Category Archives: Weather derivatives

Intermittent Profit & Loss: Mark to Market

So you’ve bought a Weather Future yesterday, specifically for rainfall next Tuesday. You entered into the agreement with the expectation that there might be 2mm of rain that day. If there’s no rain at all, you’re on the hook to pay out $20 (10 * -2). But if there’s lots of rain, its your pay day (5mm pays you (5-2) * 10 or $30).

But what is that future worth today?

At Massive Rainfall, we use a “Mark to Market” to basically follow the forecasts and “lock” money in either your account or the account of your counter-party. Let’s say the forecast as of today expects 5mm of rain. Although nothing is paid to you or them, the $30 in their account is locked and cannot be spent. Tomorrow, if the forecast changes to 3mm, the lock is adjusted downward to $10 = (3mm-2mm) * 10. Now if the final actual weather is 1mm of rain then the payout is in fact against you (1mm – 2mm) * 10 or negative $10.

It doesn’t matter that previous forecasts would have paid out to you – unless you clear your position by entering into an offsetting transaction.
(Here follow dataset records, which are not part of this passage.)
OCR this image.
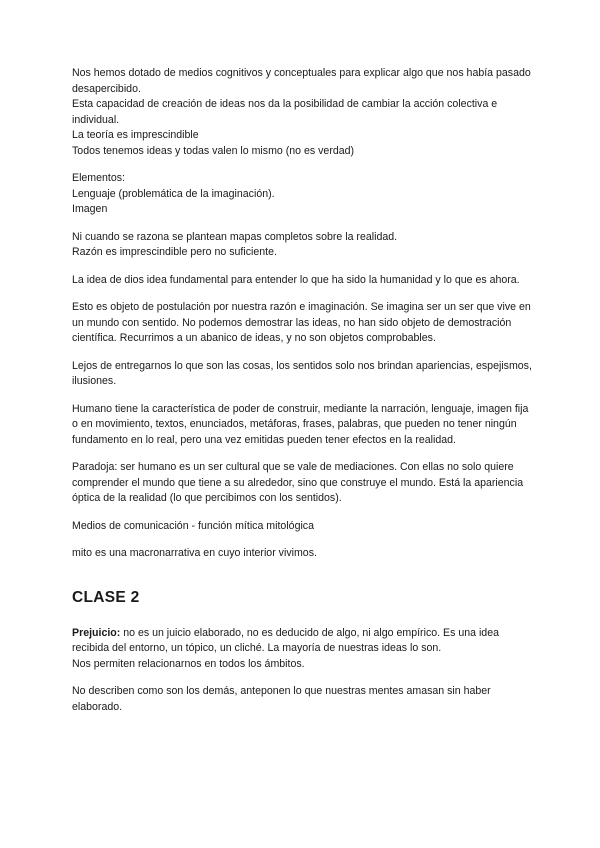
Nos hemos dotado de medios cognitivos y conceptuales para explicar algo que nos había pasado desapercibido.

Esta capacidad de creación de ideas nos da la posibilidad de cambiar la acción colectiva e individual.

La teoría es imprescindible

Todos tenemos ideas y todas valen lo mismo (no es verdad)

Elementos:

Lenguaje (problemática de la imaginación).

Imagen

Ni cuando se razona se plantean mapas completos sobre la realidad.

Razón es imprescindible pero no suficiente.

La idea de dios idea fundamental para entender lo que ha sido la humanidad y lo que es ahora.

Esto es objeto de postulación por nuestra razón e imaginación. Se imagina ser un ser que vive en un mundo con sentido. No podemos demostrar las ideas, no han sido objeto de demostración científica. Recurrimos a un abanico de ideas, y no son objetos comprobables.

Lejos de entregarnos lo que son las cosas, los sentidos solo nos brindan apariencias, espejismos, ilusiones.

Humano tiene la característica de poder de construir, mediante la narración, lenguaje, imagen fija o en movimiento, textos, enunciados, metáforas, frases, palabras, que pueden no tener ningún fundamento en lo real, pero una vez emitidas pueden tener efectos en la realidad.

Paradoja: ser humano es un ser cultural que se vale de mediaciones. Con ellas no solo quiere comprender el mundo que tiene a su alrededor, sino que construye el mundo. Está la apariencia óptica de la realidad (lo que percibimos con los sentidos).

Medios de comunicación - función mítica mitológica

mito es una macronarrativa en cuyo interior vivimos.

CLASE 2

Prejuicio: no es un juicio elaborado, no es deducido de algo, ni algo empírico. Es una idea recibida del entorno, un tópico, un cliché. La mayoría de nuestras ideas lo son.

Nos permiten relacionarnos en todos los ámbitos.

No describen como son los demás, anteponen lo que nuestras mentes amasan sin haber elaborado.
If you decided to lock in your 5mm of rain today, you would sell a future at 5mm. On the actual day, your buy would pay -$10, but your sell would pay $40 netting you $30 in profit. Cash in your account will be locked for each day (selling the 5mm will give you $20 when the forecast drops to 3mm [(3mm-5mm) * 10] and $10 (3mm-2mm)*10=$10 and then finally (5mm-1mm)*10 = $40 for the sell future, -$10 for the buy future – still netting you $30. A table would probably make this clearer.

This leads to the “take the money and run” syndrome. When a weather future is in the money prior to the forecast, there is no guarantee that it will be the final forecast. Volatility can be your friend but be forewarned – it can be a bit of a jerk too.

But what if you took that money today, and watched the forecast change to a Massive Rainfall that paid out $180, how could you swallow that?